Борьба с дискриминацией приводит к тому, что мы дисквалифицируем книги из-за пола их автора, его судимости, даты его рождения, его социального происхождения или цвета кожи. В конечном итоге мы требуем запретить произведения, автор которых не является примерным гражданином, или чья биография не соответствует предмету, о котором он говорит, и выбрасываем лишнее из рукописи, содержащей отрывки, способные оскорбить то или иное меньшинство. Одни требуют, чтобы мы перестали приглашать в СМИ авторов, с которыми они не согласны; другие хвастаются, что больше не читают произведений, написанных лицами мужского пола. Идея политкорректности изначально была благородной, но у нее был один изъян: она предполагала, что у литературы есть миссия, состоящая в том, чтобы возвышать сознание, указывать путь к лучшему миру, говорить о хорошем, не увлекаясь плохим, наставлять народные массы и вести их к совершенному счастью.

Однако роль литературы совсем не в этом. Как написал Филипп Соллерс в своей последней книге: «Литература служит не для того, чтобы говорить о хорошем. Она будоражит» («Секретный агент», 2021). В Нидерландах социальные сети раскритиковали голландскую переводчицу американской поэтессы Аманды Горман за то, что она белая. Перед лицом столь масштабной и злобной полемики Марика Лукас Рейневелд вынуждена была отказаться от участия в этом проекте. Итак, мы входим в мир, где переводить чернокожих должны только чернокожие. Это отрицание открытости. Я всегда считал, что литература служит именно для того, чтобы узнавать то, чего не знаешь. Переводчица ничего не «присваивала»: она пыталась поставить себя на место другой женщины. Единственное, что от нее требовалось, это обладать талантом. Писатель, который говорит о том, в чем он не разбирается, может быть не менее блистательным, чем писатель, который говорит о том, в чем он разбирается. Литература должна позволять творцам воображать себе такую жизнь, которая отличается от их собственной. Все дело в любознательности. Панург говорит Пантагрюэлю, что он голоден, на тринадцати языках, включая греческий, латынь, баскский и три языка, выдуманных самим Рабле. Литература – это жажда общения с чем-то посторонним, чужим. Это желание объять весь мир. Если препятствовать писателям говорить о жизни других и на их языке, то с таким же успехом можно было бы немедленно закрыть границы, запретить поездки и окончательно отделить людей друг от друга. Ой, извините, именно это сейчас и происходит.

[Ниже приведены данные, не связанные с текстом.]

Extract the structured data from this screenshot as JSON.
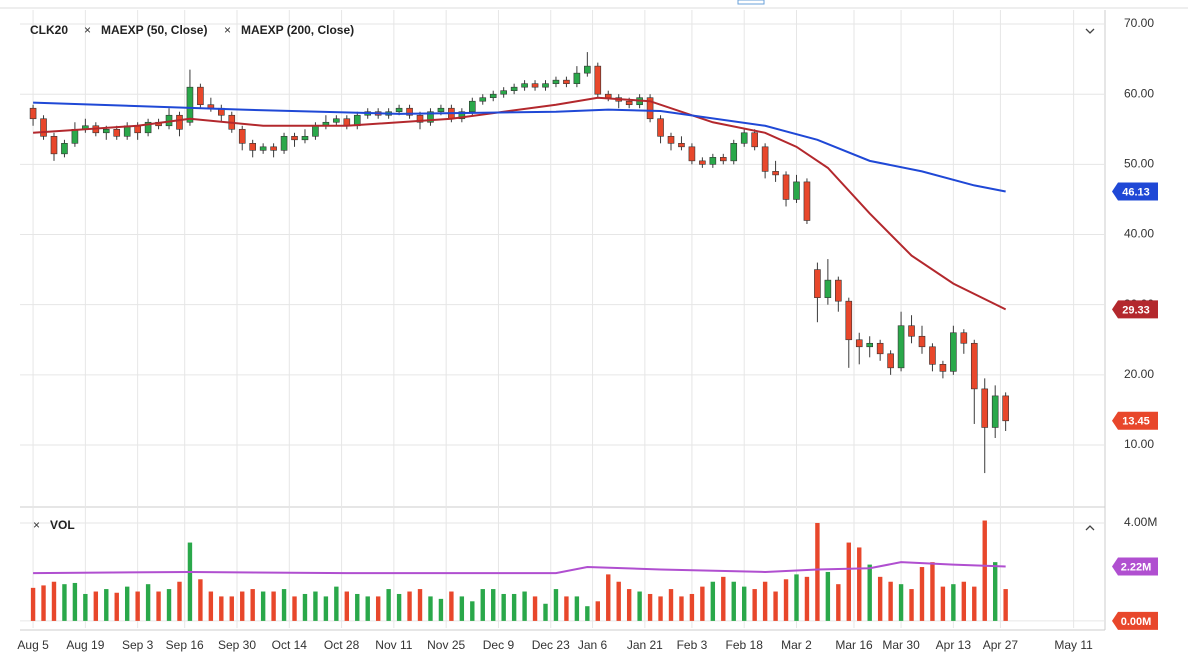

У одних произведений исправляют названия (роман «Десять негритят» Агаты Кристи переименован в «Их было десять»), другие произведения требуют полностью изъять из книжных магазинов (дневники Мацнеффа). «Спящую красавицу» обвиняют в пропаганде изнасилований, «Унесенных ветром» считают расистским романом, как и «Книгу джунглей» Киплинга. «Кармен» критикуют за инсценировку феминицида, но что делать с Бернаром-Мари Кольтесом и его «Битвой негра с собаками» (1980)? Стоит ли переименовать эту пьесу в «Битву пострадавших от расизма с семейством псовых»? А что сказать про «Как заниматься любовью с негром, не выбиваясь из сил» Дани Лаферьера (1985), первый гиперпровокационный роман члена Французской Академии гаитянского происхождения, рассказывающий о безудержной сексуальной жизни молодого чернокожего, который спит с белыми девушками в Монреале под звуки джаза, чтобы отомстить за рабовладельчество? Изымаем из книжных магазинов или нет?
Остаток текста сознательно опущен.